- IATA: none; ICAO: none; FAA LID: Y73;

Summary
- Airport type: Public
- Owner/Operator: Iron County, Michigan
- Serves: Iron River, Michigan
- Time zone: UTC−06:00 (-6)
- • Summer (DST): UTC−05:00 (-5)
- Elevation AMSL: 1,618 ft / 493 m
- Coordinates: 46°04′43″N 088°38′07″W﻿ / ﻿46.07861°N 88.63528°W
- Website: ironmi.org/airport

Map
- Y73 Location of airport in MichiganY73Y73 (the United States)

Runways
| Direction | Length |  | Surface |
| ft | m |
| 17/35 | 2,000 | 610 | Asphalt |

Statistics
- Aircraft operations (2022): 2,500
- Based aircraft (2023): 11
- Source: Federal Aviation Administration

= Stambaugh Airport =

Airport in Iron River, Michigan, US

Stambaugh Airport, is a public use airport located 1 mi southeast of the central business district of Iron River, a city in Iron County, Michigan, United States. The closest airport with commercial airline service is Ford Airport about 31 mi to the southeast in Iron Mountain, Michigan.

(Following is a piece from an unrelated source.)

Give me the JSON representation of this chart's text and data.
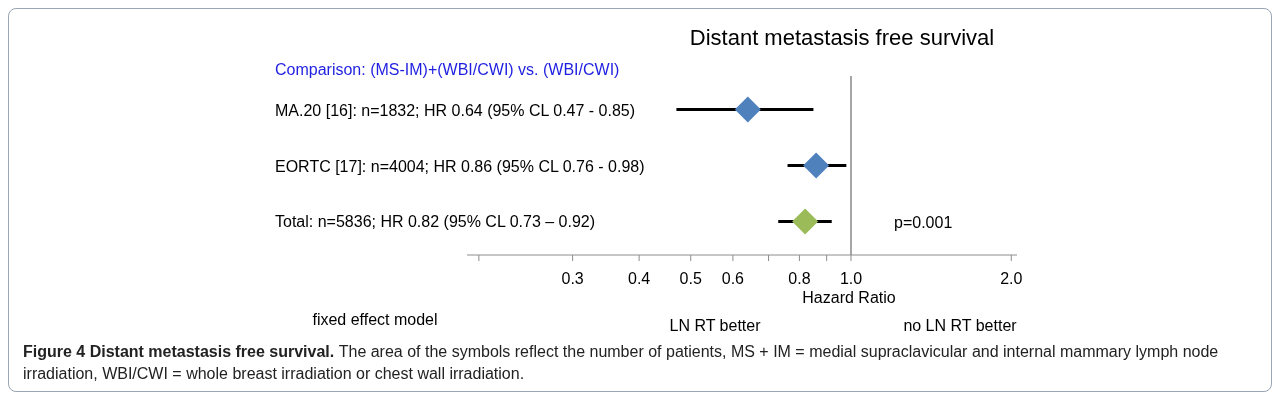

Although most airports in the United States use the same three-letter location identifier for the FAA and International Air Transport Association (IATA), this airport is assigned Y73 by the FAA but has no designation from the IATA or ICAO. It is not included in the Federal Aviation Administration (FAA) National Plan of Integrated Airport Systems for 2021–2025.

== Facilities and aircraft ==
Stambaugh Airport covers an area of 80 acres (32 ha) at an elevation of 1,618 feet (493 m) above mean sea level. It has one asphalt runway; 17/35 is 2,000 by 40 feet (610 x 12 m).

For the 12-month period ending December 31, 2022, the airport had 2,500 aircraft operations, an average of 48 per week: all of it was general aviation.
In November 2023, there were 11 aircraft based at this airport: 10 single-engine airplanes and 1 ultralight.

The airport does not have a fixed-base operator, and no fuel is available.